One of my favorite stoneys is a classic [top]. It’s built so close to the road, if the windows were larger there would be no privacy. With its traditional red-brown trim, original shutters and well-landscaped front yard, it’s beautifully maintained. Don’t you adore the dormers?
The front door is accessed by wood stairs and a modern porch. Some front doors were originally barn-door openings as barns and houses were connected.
The original section of the house has a door that opens directly onto the driveway, at street level.
I always admire the wood shutters and the dark red trim. This brown-red color is also seen in Scandinavia.
Since the house is located on a curve in the road the back is completely exposed. Lattice detail of the original outhouse has been added and cabbages and basil are planted all around, inside the low fence.
Set back on a main road, this cottage has a sky-blue porch and window trim that blends beautifully with the typical stone.
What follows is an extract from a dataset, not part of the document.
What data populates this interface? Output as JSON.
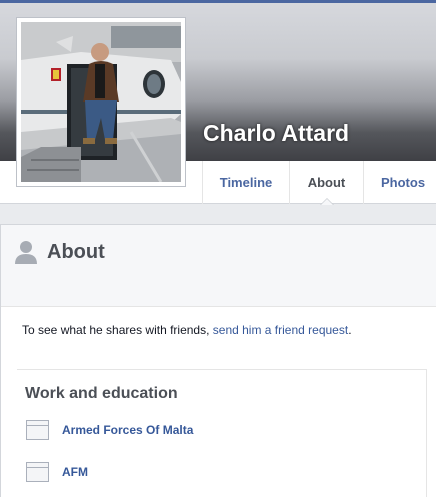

Another of my favorite houses. It’s easy to see why. Sited in a very low spot, and so close to the street, it clearly requires protection by a fearsome looking stone fence. We sometimes see this building style elsewhere – sharp-edged rocks set vertically into the top to create a fortress effect. Talk about no loitering!
The Gothic-style arch around the doorway makes me think this house was built during the 19th century – or perhaps later than many in the area. The door itself is modern and otherwise undistinguished.
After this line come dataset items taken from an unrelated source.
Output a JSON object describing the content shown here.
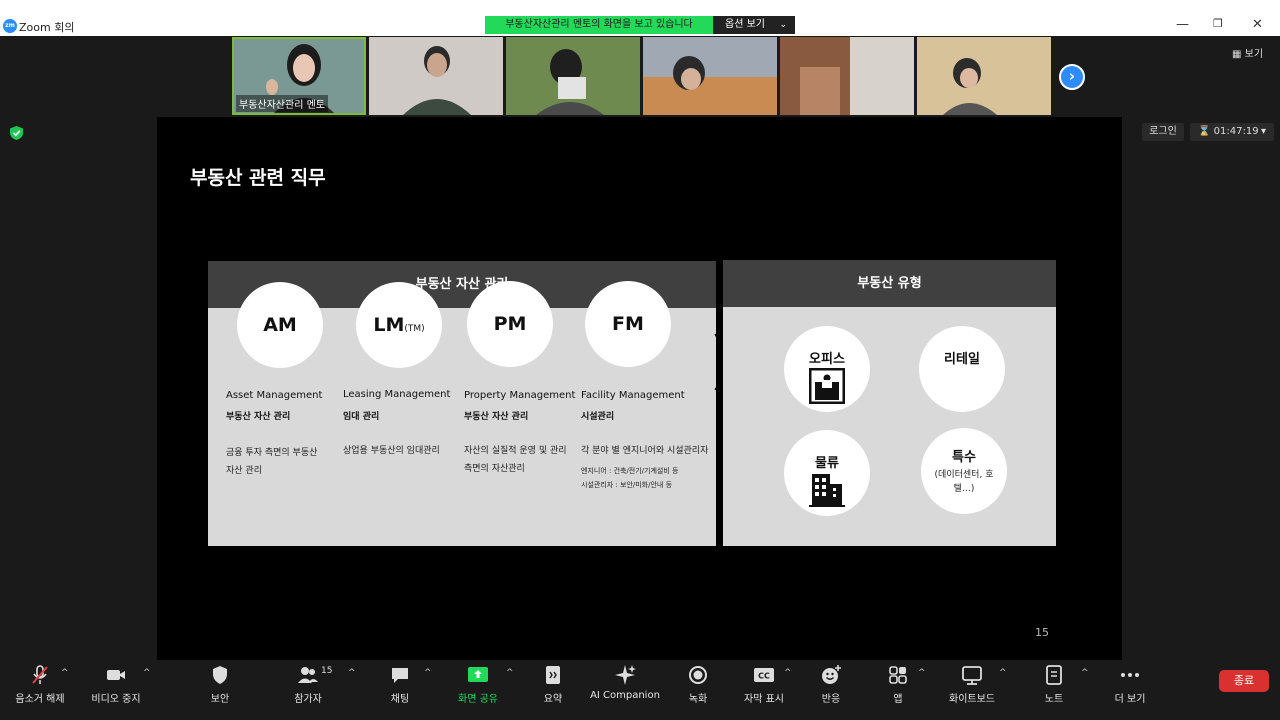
{
  "window": {
    "title": "Zoom 회의",
    "logo_text": "zm"
  },
  "share_banner": {
    "text": "부동산자산관리 멘토의 화면을 보고 있습니다",
    "options_label": "옵션 보기"
  },
  "participants_strip": {
    "active_name": "부동산자산관리 멘토",
    "view_label": "보기"
  },
  "meeting_info": {
    "login_label": "로그인",
    "timer": "01:47:19"
  },
  "slide": {
    "title": "부동산 관련 직무",
    "left_header": "부동산 자산 관리",
    "right_header": "부동산 유형",
    "page_number": "15",
    "roles": [
      {
        "abbr": "AM",
        "suffix": "",
        "title": "Asset Management",
        "sub": "부동산 자산 관리",
        "desc": "금융 투자 측면의 부동산 자산 관리",
        "mini": []
      },
      {
        "abbr": "LM",
        "suffix": "(TM)",
        "title": "Leasing Management",
        "sub": "임대 관리",
        "desc": "상업용 부동산의 임대관리",
        "mini": []
      },
      {
        "abbr": "PM",
        "suffix": "",
        "title": "Property Management",
        "sub": "부동산 자산 관리",
        "desc": "자산의 실질적 운영 및 관리 측면의 자산관리",
        "mini": []
      },
      {
        "abbr": "FM",
        "suffix": "",
        "title": "Facility Management",
        "sub": "시설관리",
        "desc": "각 분야 별 엔지니어와 시설관리자",
        "mini": [
          "엔지니어 : 건축/전기/기계설비 등",
          "시설관리자 : 보안/미화/안내 등"
        ]
      }
    ],
    "types": [
      {
        "label": "오피스",
        "sub": ""
      },
      {
        "label": "리테일",
        "sub": ""
      },
      {
        "label": "물류",
        "sub": ""
      },
      {
        "label": "특수",
        "sub": "(데이터센터, 호텔…)"
      }
    ]
  },
  "toolbar": {
    "items": [
      {
        "label": "음소거 해제",
        "icon": "mic-muted-icon"
      },
      {
        "label": "비디오 중지",
        "icon": "video-icon"
      },
      {
        "label": "보안",
        "icon": "shield-icon"
      },
      {
        "label": "참가자",
        "icon": "participants-icon",
        "count": "15"
      },
      {
        "label": "채팅",
        "icon": "chat-icon"
      },
      {
        "label": "화면 공유",
        "icon": "share-screen-icon"
      },
      {
        "label": "요약",
        "icon": "summary-icon"
      },
      {
        "label": "AI Companion",
        "icon": "ai-companion-icon"
      },
      {
        "label": "녹화",
        "icon": "record-icon"
      },
      {
        "label": "자막 표시",
        "icon": "captions-icon"
      },
      {
        "label": "반응",
        "icon": "reactions-icon"
      },
      {
        "label": "앱",
        "icon": "apps-icon"
      },
      {
        "label": "화이트보드",
        "icon": "whiteboard-icon"
      },
      {
        "label": "노트",
        "icon": "notes-icon"
      },
      {
        "label": "더 보기",
        "icon": "more-icon"
      }
    ],
    "end_label": "종료",
    "share_color": "#23d959",
    "end_color": "#d93030"
  }
}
I’ve not yet met the neighbors who live in this house but when we drive by we always look up at their delicate lace curtains, the lovely brown-red trim, and the thick wall that runs around the curved property. Everyone knows this house – it’s an area landmark without any official designation.
Hidden behind a tall stand of trees that screens it from the road, this center-hall-colonial house is typical of many in the area. Some of these are large — this one has two chimneys — and while this is a single-family home, a few have been converted into bed & breakfast hotels.
Originally a church, then the town hall and later a chicken farm, this is now a private home with remarkable gardens below the large tree.
The gravel driveway keeps it rustic and the periwinkle blue doors are especially vibrant against the stone during the winter when the snow covers the greenery.
Built at the crest of a small, steep street, this three-story house sits on high ground, with views of the Walkill river from the upper storeys. Actually, it is a complex of three stone buildings – two connected and another nestled farther back into the hillside
The side gables face east so the shutters would be essential to help screen out morning sun.
A view from the back, looking across the driveway gives no hint of the size of the main structure.